CHARLEROI Le cdH a réagi lundi, par la voix de l'échevin des Finances Jean-Jacques Viseur et de la chef de groupe au conseil communal Véronique Salvi, à la démission annoncée lundi des deux échevins Chastel et Sonnet. Pour Véronique Salvi, le MR a "mangé sa parole" et a adopté une attitude intolérable et irresponsable en quittant la majorité.

Il s'agit, a-t-elle dit, de ne pas laisser la ville aux mains du PS, pas plus que de surfer sur la vague électorale.
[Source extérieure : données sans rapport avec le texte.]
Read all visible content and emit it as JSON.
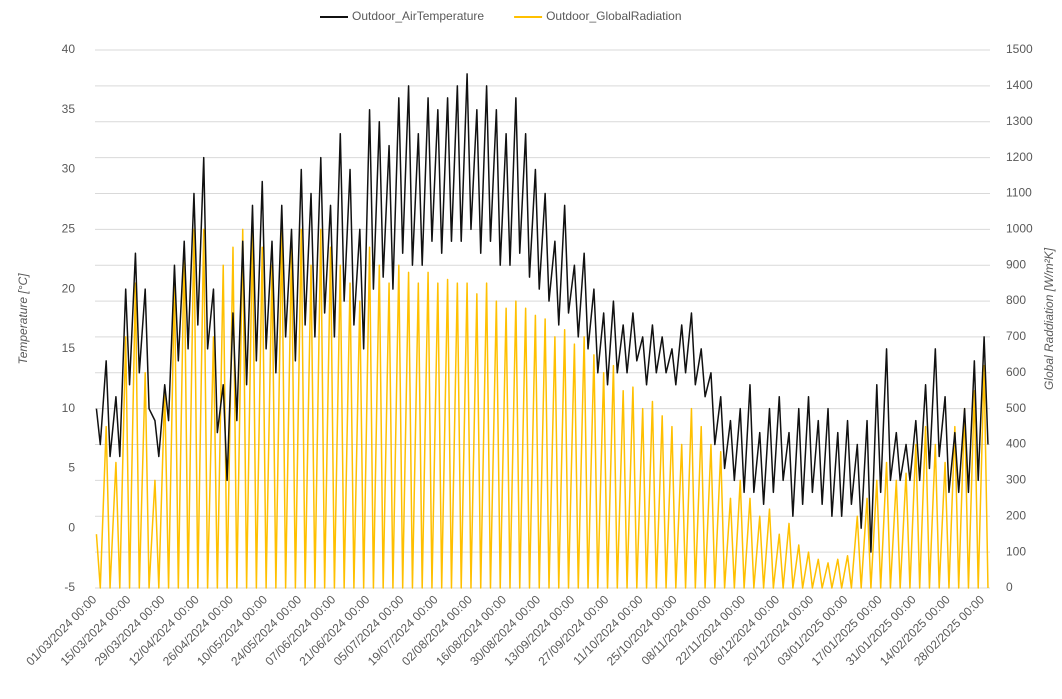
{
  "chart_data": {
    "type": "line",
    "y_label": "Temperature [°C]",
    "y2_label": "Global Raddiation [W/m²K]",
    "legend": "top",
    "grid": true,
    "ylim": [
      -5,
      40
    ],
    "yticks": [
      -5,
      0,
      5,
      10,
      15,
      20,
      25,
      30,
      35,
      40
    ],
    "y2lim": [
      0,
      1500
    ],
    "y2ticks": [
      0,
      100,
      200,
      300,
      400,
      500,
      600,
      700,
      800,
      900,
      1000,
      1100,
      1200,
      1300,
      1400,
      1500
    ],
    "xlim": [
      "01/03/2024 00:00",
      "03/03/2025 00:00"
    ],
    "xticks": [
      "01/03/2024 00:00",
      "15/03/2024 00:00",
      "29/03/2024 00:00",
      "12/04/2024 00:00",
      "26/04/2024 00:00",
      "10/05/2024 00:00",
      "24/05/2024 00:00",
      "07/06/2024 00:00",
      "21/06/2024 00:00",
      "05/07/2024 00:00",
      "19/07/2024 00:00",
      "02/08/2024 00:00",
      "16/08/2024 00:00",
      "30/08/2024 00:00",
      "13/09/2024 00:00",
      "27/09/2024 00:00",
      "11/10/2024 00:00",
      "25/10/2024 00:00",
      "08/11/2024 00:00",
      "22/11/2024 00:00",
      "06/12/2024 00:00",
      "20/12/2024 00:00",
      "03/01/2025 00:00",
      "17/01/2025 00:00",
      "31/01/2025 00:00",
      "14/02/2025 00:00",
      "28/02/2025 00:00"
    ],
    "x": [
      "01/03/2024 14:00",
      "03/03/2024 04:00",
      "05/03/2024 14:00",
      "07/03/2024 04:00",
      "09/03/2024 14:00",
      "11/03/2024 04:00",
      "13/03/2024 14:00",
      "15/03/2024 04:00",
      "17/03/2024 14:00",
      "19/03/2024 04:00",
      "21/03/2024 14:00",
      "23/03/2024 04:00",
      "25/03/2024 14:00",
      "27/03/2024 04:00",
      "29/03/2024 14:00",
      "31/03/2024 04:00",
      "02/04/2024 14:00",
      "04/04/2024 04:00",
      "06/04/2024 14:00",
      "08/04/2024 04:00",
      "10/04/2024 14:00",
      "12/04/2024 04:00",
      "14/04/2024 14:00",
      "16/04/2024 04:00",
      "18/04/2024 14:00",
      "20/04/2024 04:00",
      "22/04/2024 14:00",
      "24/04/2024 04:00",
      "26/04/2024 14:00",
      "28/04/2024 04:00",
      "30/04/2024 14:00",
      "02/05/2024 04:00",
      "04/05/2024 14:00",
      "06/05/2024 04:00",
      "08/05/2024 14:00",
      "10/05/2024 04:00",
      "12/05/2024 14:00",
      "14/05/2024 04:00",
      "16/05/2024 14:00",
      "18/05/2024 04:00",
      "20/05/2024 14:00",
      "22/05/2024 04:00",
      "24/05/2024 14:00",
      "26/05/2024 04:00",
      "28/05/2024 14:00",
      "30/05/2024 04:00",
      "01/06/2024 14:00",
      "03/06/2024 04:00",
      "05/06/2024 14:00",
      "07/06/2024 04:00",
      "09/06/2024 14:00",
      "11/06/2024 04:00",
      "13/06/2024 14:00",
      "15/06/2024 04:00",
      "17/06/2024 14:00",
      "19/06/2024 04:00",
      "21/06/2024 14:00",
      "23/06/2024 04:00",
      "25/06/2024 14:00",
      "27/06/2024 04:00",
      "29/06/2024 14:00",
      "01/07/2024 04:00",
      "03/07/2024 14:00",
      "05/07/2024 04:00",
      "07/07/2024 14:00",
      "09/07/2024 04:00",
      "11/07/2024 14:00",
      "13/07/2024 04:00",
      "15/07/2024 14:00",
      "17/07/2024 04:00",
      "19/07/2024 14:00",
      "21/07/2024 04:00",
      "23/07/2024 14:00",
      "25/07/2024 04:00",
      "27/07/2024 14:00",
      "29/07/2024 04:00",
      "31/07/2024 14:00",
      "02/08/2024 04:00",
      "04/08/2024 14:00",
      "06/08/2024 04:00",
      "08/08/2024 14:00",
      "10/08/2024 04:00",
      "12/08/2024 14:00",
      "14/08/2024 04:00",
      "16/08/2024 14:00",
      "18/08/2024 04:00",
      "20/08/2024 14:00",
      "22/08/2024 04:00",
      "24/08/2024 14:00",
      "26/08/2024 04:00",
      "28/08/2024 14:00",
      "30/08/2024 04:00",
      "01/09/2024 14:00",
      "03/09/2024 04:00",
      "05/09/2024 14:00",
      "07/09/2024 04:00",
      "09/09/2024 14:00",
      "11/09/2024 04:00",
      "13/09/2024 14:00",
      "15/09/2024 04:00",
      "17/09/2024 14:00",
      "19/09/2024 04:00",
      "21/09/2024 14:00",
      "23/09/2024 04:00",
      "25/09/2024 14:00",
      "27/09/2024 04:00",
      "29/09/2024 14:00",
      "01/10/2024 04:00",
      "03/10/2024 14:00",
      "05/10/2024 04:00",
      "07/10/2024 14:00",
      "09/10/2024 04:00",
      "11/10/2024 14:00",
      "13/10/2024 04:00",
      "15/10/2024 14:00",
      "17/10/2024 04:00",
      "19/10/2024 14:00",
      "21/10/2024 04:00",
      "23/10/2024 14:00",
      "25/10/2024 04:00",
      "27/10/2024 14:00",
      "29/10/2024 04:00",
      "31/10/2024 14:00",
      "02/11/2024 04:00",
      "04/11/2024 14:00",
      "06/11/2024 04:00",
      "08/11/2024 14:00",
      "10/11/2024 04:00",
      "12/11/2024 14:00",
      "14/11/2024 04:00",
      "16/11/2024 14:00",
      "18/11/2024 04:00",
      "20/11/2024 14:00",
      "22/11/2024 04:00",
      "24/11/2024 14:00",
      "26/11/2024 04:00",
      "28/11/2024 14:00",
      "30/11/2024 04:00",
      "02/12/2024 14:00",
      "04/12/2024 04:00",
      "06/12/2024 14:00",
      "08/12/2024 04:00",
      "10/12/2024 14:00",
      "12/12/2024 04:00",
      "14/12/2024 14:00",
      "16/12/2024 04:00",
      "18/12/2024 14:00",
      "20/12/2024 04:00",
      "22/12/2024 14:00",
      "24/12/2024 04:00",
      "26/12/2024 14:00",
      "28/12/2024 04:00",
      "30/12/2024 14:00",
      "01/01/2025 04:00",
      "03/01/2025 14:00",
      "05/01/2025 04:00",
      "07/01/2025 14:00",
      "09/01/2025 04:00",
      "11/01/2025 14:00",
      "13/01/2025 04:00",
      "15/01/2025 14:00",
      "17/01/2025 04:00",
      "19/01/2025 14:00",
      "21/01/2025 04:00",
      "23/01/2025 14:00",
      "25/01/2025 04:00",
      "27/01/2025 14:00",
      "29/01/2025 04:00",
      "31/01/2025 14:00",
      "02/02/2025 04:00",
      "04/02/2025 14:00",
      "06/02/2025 04:00",
      "08/02/2025 14:00",
      "10/02/2025 04:00",
      "12/02/2025 14:00",
      "14/02/2025 04:00",
      "16/02/2025 14:00",
      "18/02/2025 04:00",
      "20/02/2025 14:00",
      "22/02/2025 04:00",
      "24/02/2025 14:00",
      "26/02/2025 04:00",
      "28/02/2025 14:00",
      "02/03/2025 04:00"
    ],
    "series": [
      {
        "name": "Outdoor_AirTemperature",
        "color": "#111111",
        "axis": "y",
        "values": [
          10,
          7,
          14,
          6,
          11,
          6,
          20,
          12,
          23,
          13,
          20,
          10,
          9,
          6,
          12,
          9,
          22,
          14,
          24,
          15,
          28,
          17,
          31,
          15,
          20,
          8,
          12,
          4,
          18,
          9,
          24,
          12,
          27,
          14,
          29,
          15,
          24,
          13,
          27,
          16,
          25,
          14,
          30,
          17,
          28,
          16,
          31,
          18,
          27,
          16,
          33,
          19,
          30,
          17,
          25,
          15,
          35,
          20,
          34,
          21,
          32,
          20,
          36,
          23,
          37,
          22,
          33,
          22,
          36,
          24,
          35,
          23,
          36,
          24,
          37,
          24,
          38,
          25,
          35,
          23,
          37,
          24,
          35,
          22,
          33,
          22,
          36,
          23,
          33,
          21,
          30,
          20,
          28,
          19,
          24,
          17,
          27,
          18,
          22,
          16,
          23,
          15,
          20,
          13,
          18,
          12,
          19,
          13,
          17,
          13,
          18,
          14,
          16,
          12,
          17,
          13,
          16,
          13,
          15,
          12,
          17,
          13,
          18,
          12,
          15,
          11,
          13,
          7,
          11,
          5,
          9,
          4,
          10,
          3,
          12,
          3,
          8,
          2,
          10,
          3,
          11,
          4,
          8,
          1,
          10,
          2,
          11,
          3,
          9,
          2,
          10,
          1,
          8,
          1,
          9,
          2,
          7,
          0,
          9,
          -2,
          12,
          3,
          15,
          4,
          8,
          4,
          7,
          4,
          9,
          4,
          12,
          5,
          15,
          6,
          11,
          3,
          8,
          3,
          10,
          3,
          14,
          4,
          16,
          7
        ]
      },
      {
        "name": "Outdoor_GlobalRadiation",
        "color": "#ffc000",
        "axis": "y2",
        "values": [
          150,
          0,
          450,
          0,
          350,
          0,
          700,
          0,
          850,
          0,
          600,
          0,
          300,
          0,
          550,
          0,
          850,
          0,
          950,
          0,
          1000,
          0,
          1000,
          0,
          700,
          0,
          900,
          0,
          950,
          0,
          1000,
          0,
          1000,
          0,
          950,
          0,
          900,
          0,
          1000,
          0,
          950,
          0,
          1000,
          0,
          900,
          0,
          1000,
          0,
          950,
          0,
          900,
          0,
          850,
          0,
          800,
          0,
          950,
          0,
          900,
          0,
          850,
          0,
          900,
          0,
          880,
          0,
          850,
          0,
          880,
          0,
          850,
          0,
          860,
          0,
          850,
          0,
          850,
          0,
          820,
          0,
          850,
          0,
          800,
          0,
          780,
          0,
          800,
          0,
          780,
          0,
          760,
          0,
          750,
          0,
          700,
          0,
          720,
          0,
          680,
          0,
          700,
          0,
          650,
          0,
          600,
          0,
          620,
          0,
          550,
          0,
          560,
          0,
          500,
          0,
          520,
          0,
          480,
          0,
          450,
          0,
          400,
          0,
          500,
          0,
          450,
          0,
          400,
          0,
          380,
          0,
          250,
          0,
          300,
          0,
          250,
          0,
          200,
          0,
          220,
          0,
          150,
          0,
          180,
          0,
          120,
          0,
          100,
          0,
          80,
          0,
          70,
          0,
          80,
          0,
          90,
          0,
          200,
          0,
          250,
          0,
          300,
          0,
          350,
          0,
          300,
          0,
          320,
          0,
          400,
          0,
          450,
          0,
          400,
          0,
          350,
          0,
          450,
          0,
          500,
          0,
          550,
          0,
          620,
          0
        ]
      }
    ]
  }
}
Quant à Jean-Jacques Viseur, il a rappelé que la démission de Jean-Pol Demacq, même si elle avait été acquise difficilement, l'avait bien été par écrit, et qu'elle entrait immédiatement en application.
Pour lui, s'il y a bien eu un communiqué annonçant la démission de l'échevin pour le 25 juin, elle n'émanait pas du collège, mais bien d'une partie du PS.

Jean-Jacques Viseur a aussi posé la question de savoir quel était le "plan B" de Didier Reynders, qui a manifestement fait pression sur Olivier Chastel depuis samedi, alors que celui-ci avait annoncé ne pas vouloir prendre Charleroi en otage.

Si le cdH suivait le mouvement du MR, la ville serait demain gérée par sept échevins PS, et ce n'est pas ce que l'électeur a voulu, a rappelé l'échevin cdH, pour qui on a le choix entre le PS et le chaos.

Il a concédé que rien n'était facile dans la gestion de Charleroi, mais il a rappelé les acquis déjà obtenus: bureau d'éthique, comité d'audit, cellule des marchés publics, notamment.

Jean-Jacques Viseur a donc proposé que le collège communal décide dès ce mardi la convocation d'un conseil communal extraordinaire dans les 72 heures, pour acter les démissions des échevins Demacq, Chastel et Sonnet.
Il a suggéré de "ne pas se précipiter" mais de temporiser et de se contenter d'un collège en charge des "affaires prudentes" jusqu'aux élections du 10 juin.
"Le 11 juin, une fois les esprits apaisés, nous pourrions nous retrouver et rediscuter du bilan et de l'avenir en restant ouverts à toutes les solutions, y compris un retour du MR".

Jean-Jacques Viseur a cependant indiqué que si le MR ne revenait pas, ce qui obligerait le PS à travailler en alliance avec le seul cdH, on devrait renégocier la répartition des responsabilités au sein du collège communal, le cdH ne pouvant se contenter d'un seul siège au sein du collège, comme c'est le cas maintenant: "nous aurions alors des revendications", a-t-il indiqué.